DANN: Too many similarities |
Because
it was at the school in suburban Winnetka that my mind initially revisited when
I first heard last week of what happened in Connecticut.
For
back in 1988, that was the school entered by Laurie Dann, a nice, sweet Jewish
girl from the North Shore suburbs who – it turns out – was mentally unstable.
Her
problems, however, were overlooked, and her actions rose to the point of
entering that school building, walking into a second grade classroom and firing
her weapons.
LATER
IN THE day, she shot at another man she encountered, before she ultimately shot
herself to death. Although her “reign” continued for days as packages started
arriving at various places, loaded with edibles that had been laced with
arsenic or other poisons – all put in the mail by Dann.
Laurie’s
mindset on that fateful day (I was a reporter-type for the now-defunct City
News Bureau of Chicago that day) was bent on a killing spree on so many fronts.

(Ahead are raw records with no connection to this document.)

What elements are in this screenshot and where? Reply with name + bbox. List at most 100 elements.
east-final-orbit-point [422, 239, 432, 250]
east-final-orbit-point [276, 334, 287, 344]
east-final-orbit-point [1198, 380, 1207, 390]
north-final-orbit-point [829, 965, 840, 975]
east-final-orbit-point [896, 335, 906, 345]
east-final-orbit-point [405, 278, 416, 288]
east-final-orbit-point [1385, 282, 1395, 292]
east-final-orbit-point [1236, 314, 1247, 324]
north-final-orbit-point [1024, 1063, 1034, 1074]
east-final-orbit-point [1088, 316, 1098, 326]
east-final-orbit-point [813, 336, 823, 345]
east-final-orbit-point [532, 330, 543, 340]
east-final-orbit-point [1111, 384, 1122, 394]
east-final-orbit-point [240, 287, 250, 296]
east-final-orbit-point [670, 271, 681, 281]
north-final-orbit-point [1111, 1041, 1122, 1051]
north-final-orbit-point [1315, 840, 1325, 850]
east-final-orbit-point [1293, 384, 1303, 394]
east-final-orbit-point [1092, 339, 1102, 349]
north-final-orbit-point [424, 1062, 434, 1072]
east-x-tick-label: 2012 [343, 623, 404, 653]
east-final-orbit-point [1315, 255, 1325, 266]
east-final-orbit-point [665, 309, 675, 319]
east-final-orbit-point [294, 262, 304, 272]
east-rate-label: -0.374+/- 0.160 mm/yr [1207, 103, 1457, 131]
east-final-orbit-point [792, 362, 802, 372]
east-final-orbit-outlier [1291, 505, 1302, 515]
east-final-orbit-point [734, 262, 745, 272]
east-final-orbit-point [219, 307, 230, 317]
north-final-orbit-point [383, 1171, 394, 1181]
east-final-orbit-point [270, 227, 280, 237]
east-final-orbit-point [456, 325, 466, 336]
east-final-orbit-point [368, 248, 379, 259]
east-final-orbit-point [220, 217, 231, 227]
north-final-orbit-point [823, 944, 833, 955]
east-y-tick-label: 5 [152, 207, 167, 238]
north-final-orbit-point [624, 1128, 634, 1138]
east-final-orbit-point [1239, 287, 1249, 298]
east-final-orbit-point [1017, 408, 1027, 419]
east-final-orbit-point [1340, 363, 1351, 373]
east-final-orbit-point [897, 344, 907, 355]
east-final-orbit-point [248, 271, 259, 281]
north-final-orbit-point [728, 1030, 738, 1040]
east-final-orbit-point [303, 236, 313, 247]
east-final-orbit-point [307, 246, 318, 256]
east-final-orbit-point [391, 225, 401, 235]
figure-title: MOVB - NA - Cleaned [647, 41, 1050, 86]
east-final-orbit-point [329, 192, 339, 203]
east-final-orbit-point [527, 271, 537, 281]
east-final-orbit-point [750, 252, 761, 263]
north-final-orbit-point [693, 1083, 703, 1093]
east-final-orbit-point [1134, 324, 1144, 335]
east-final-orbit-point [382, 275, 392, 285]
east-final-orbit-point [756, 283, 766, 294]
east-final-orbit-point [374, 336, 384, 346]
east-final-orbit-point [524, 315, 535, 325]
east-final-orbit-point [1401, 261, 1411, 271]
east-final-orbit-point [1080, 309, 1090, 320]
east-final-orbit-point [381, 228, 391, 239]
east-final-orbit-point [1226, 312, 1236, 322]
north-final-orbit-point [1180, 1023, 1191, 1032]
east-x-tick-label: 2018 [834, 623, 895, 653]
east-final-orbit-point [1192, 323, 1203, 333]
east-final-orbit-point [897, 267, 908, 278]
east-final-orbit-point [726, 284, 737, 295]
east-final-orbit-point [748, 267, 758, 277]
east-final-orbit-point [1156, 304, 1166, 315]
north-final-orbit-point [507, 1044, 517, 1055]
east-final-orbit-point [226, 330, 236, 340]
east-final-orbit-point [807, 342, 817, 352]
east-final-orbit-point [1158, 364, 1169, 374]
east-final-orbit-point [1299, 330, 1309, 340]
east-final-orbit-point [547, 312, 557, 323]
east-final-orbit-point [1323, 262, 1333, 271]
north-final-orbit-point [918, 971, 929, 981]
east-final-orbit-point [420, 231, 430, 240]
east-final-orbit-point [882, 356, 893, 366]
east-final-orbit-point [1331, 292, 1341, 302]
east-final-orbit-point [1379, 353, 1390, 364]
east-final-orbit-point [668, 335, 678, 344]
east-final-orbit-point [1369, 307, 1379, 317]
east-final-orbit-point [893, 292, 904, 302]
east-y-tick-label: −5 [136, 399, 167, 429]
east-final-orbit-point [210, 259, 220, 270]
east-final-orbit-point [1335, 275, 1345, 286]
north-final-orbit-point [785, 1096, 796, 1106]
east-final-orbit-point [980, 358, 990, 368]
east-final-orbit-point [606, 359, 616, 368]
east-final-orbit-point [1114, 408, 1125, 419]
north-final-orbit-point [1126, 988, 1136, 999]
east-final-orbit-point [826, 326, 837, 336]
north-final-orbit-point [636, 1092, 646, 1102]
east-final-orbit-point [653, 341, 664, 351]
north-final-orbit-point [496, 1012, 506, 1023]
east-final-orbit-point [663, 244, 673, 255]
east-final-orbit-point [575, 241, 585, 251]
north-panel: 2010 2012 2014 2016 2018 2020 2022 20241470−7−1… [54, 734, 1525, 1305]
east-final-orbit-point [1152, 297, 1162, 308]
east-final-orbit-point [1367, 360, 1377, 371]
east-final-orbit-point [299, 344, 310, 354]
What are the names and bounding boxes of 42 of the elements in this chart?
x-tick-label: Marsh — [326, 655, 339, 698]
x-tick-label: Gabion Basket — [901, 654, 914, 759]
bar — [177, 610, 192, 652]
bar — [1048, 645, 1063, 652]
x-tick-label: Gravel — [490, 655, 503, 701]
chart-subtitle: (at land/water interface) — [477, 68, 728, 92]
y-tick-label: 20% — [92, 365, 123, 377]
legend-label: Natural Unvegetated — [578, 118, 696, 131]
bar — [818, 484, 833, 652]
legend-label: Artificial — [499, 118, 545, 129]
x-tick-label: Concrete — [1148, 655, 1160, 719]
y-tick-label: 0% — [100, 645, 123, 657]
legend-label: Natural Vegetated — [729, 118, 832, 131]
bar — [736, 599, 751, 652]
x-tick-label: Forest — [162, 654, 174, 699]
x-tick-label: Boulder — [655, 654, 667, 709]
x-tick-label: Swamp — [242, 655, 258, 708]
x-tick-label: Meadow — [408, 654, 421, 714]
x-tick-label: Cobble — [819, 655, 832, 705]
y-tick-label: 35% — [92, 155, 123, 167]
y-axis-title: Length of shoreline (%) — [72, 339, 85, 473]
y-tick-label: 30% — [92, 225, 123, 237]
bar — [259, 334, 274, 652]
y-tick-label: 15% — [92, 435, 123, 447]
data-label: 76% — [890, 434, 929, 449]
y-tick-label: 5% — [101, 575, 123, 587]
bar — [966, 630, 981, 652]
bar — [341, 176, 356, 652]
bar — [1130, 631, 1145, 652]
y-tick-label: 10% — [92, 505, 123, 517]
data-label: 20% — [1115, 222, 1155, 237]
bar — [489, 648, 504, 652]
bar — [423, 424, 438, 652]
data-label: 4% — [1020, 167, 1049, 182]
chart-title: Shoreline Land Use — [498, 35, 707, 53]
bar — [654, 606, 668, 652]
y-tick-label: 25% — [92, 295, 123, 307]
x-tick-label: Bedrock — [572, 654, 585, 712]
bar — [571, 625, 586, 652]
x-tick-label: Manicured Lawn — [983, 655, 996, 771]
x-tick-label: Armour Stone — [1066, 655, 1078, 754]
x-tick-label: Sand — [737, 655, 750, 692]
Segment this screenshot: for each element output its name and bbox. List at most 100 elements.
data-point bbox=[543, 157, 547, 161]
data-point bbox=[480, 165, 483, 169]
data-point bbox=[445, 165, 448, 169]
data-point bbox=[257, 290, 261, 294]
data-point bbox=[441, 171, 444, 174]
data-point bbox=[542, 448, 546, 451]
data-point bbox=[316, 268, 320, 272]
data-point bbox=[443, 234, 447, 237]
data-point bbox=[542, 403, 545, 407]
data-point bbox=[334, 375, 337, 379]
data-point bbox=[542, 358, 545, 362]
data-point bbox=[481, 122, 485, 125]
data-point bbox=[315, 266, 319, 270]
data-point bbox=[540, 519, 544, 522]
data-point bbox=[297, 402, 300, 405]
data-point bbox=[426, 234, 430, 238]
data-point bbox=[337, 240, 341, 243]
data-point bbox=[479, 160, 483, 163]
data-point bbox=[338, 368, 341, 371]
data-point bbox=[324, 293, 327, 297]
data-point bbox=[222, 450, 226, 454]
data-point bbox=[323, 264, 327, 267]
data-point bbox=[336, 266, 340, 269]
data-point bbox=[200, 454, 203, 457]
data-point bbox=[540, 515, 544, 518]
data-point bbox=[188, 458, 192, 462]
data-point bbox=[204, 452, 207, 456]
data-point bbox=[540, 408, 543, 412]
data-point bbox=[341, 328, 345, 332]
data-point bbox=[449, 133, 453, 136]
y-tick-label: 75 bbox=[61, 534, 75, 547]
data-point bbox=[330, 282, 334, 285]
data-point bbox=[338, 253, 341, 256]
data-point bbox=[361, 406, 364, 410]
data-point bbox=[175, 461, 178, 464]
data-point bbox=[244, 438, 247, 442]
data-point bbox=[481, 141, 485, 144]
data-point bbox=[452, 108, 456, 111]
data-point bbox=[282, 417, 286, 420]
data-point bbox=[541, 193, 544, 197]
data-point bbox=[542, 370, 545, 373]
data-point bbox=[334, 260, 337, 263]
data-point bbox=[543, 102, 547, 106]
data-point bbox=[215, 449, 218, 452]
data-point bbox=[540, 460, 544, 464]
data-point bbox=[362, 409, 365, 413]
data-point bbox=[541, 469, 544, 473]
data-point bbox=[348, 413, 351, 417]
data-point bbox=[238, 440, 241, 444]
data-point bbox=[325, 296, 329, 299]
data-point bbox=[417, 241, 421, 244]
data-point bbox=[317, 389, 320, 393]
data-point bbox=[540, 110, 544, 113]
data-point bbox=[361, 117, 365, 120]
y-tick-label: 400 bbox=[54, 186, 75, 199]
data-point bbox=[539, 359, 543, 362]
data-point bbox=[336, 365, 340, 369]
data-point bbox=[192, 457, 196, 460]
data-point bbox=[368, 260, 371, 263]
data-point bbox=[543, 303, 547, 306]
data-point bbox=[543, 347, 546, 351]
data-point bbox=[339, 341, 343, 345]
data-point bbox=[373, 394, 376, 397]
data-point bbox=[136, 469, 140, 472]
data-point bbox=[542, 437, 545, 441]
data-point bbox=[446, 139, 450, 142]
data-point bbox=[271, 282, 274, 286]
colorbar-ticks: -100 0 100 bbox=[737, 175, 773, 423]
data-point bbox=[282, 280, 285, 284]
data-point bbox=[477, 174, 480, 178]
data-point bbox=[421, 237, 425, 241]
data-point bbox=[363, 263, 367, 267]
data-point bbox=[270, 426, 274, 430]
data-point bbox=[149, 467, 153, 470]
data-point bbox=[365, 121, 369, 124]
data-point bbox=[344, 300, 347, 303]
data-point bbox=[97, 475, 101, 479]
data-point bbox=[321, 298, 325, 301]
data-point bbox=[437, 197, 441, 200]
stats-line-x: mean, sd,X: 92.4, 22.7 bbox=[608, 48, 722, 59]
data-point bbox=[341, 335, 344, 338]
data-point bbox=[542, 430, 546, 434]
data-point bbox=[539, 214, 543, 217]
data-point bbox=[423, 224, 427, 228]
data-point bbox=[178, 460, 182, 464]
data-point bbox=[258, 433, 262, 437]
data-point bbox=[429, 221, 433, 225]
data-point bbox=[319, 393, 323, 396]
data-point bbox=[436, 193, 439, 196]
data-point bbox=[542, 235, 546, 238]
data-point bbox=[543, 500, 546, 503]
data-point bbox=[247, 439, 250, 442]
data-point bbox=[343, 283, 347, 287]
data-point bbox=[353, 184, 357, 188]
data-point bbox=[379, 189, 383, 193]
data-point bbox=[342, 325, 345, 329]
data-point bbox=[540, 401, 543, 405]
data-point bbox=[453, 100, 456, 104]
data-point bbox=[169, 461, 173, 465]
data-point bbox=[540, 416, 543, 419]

Perhaps we should feel fortunately that she failed so badly.
I
know some people are going to try to claim that these incidents have nothing in
common.
Laurie
only killed one student (while wounding about a half-dozen others), while in
Connecticut, the body count of children is 20!
BUT
THE SPIRIT is the same – a person with alleged mental instabilities walking
into a school with firearms and deciding that children whom s/he had no
personal tie to were somehow worthy targets.
The
fact that Adam Lanza appears to have had access to a larger arsenal of weapons
than Laurie Dann did doesn’t really make it any different. That is just
quibbling over details.
Listening
to political people try to speak about the issue in recent days has caused me
to hear many officials talk about the need for greater restrictions on people
with potential mental problems.
Particularly
when it comes to their ability to obtain a firearm legally.
YET
I RECALL the exact same talk occurring in the months following Dann.
Maybe
I’m getting old. But it seems like all the handwringing we went through 24
years ago is resurrecting itself these days. The cynic wonders if we learned
nothing from what happened in suburban Winnetka – assuming, that is, there is
anything we could learn that could prevent such tragic incidents from
occurring.
Which
makes it seem like all the political posturing might be well-meaning rhetoric,
but ultimately all for naught. More evidence that "talk is cheap" when it comes from a government official.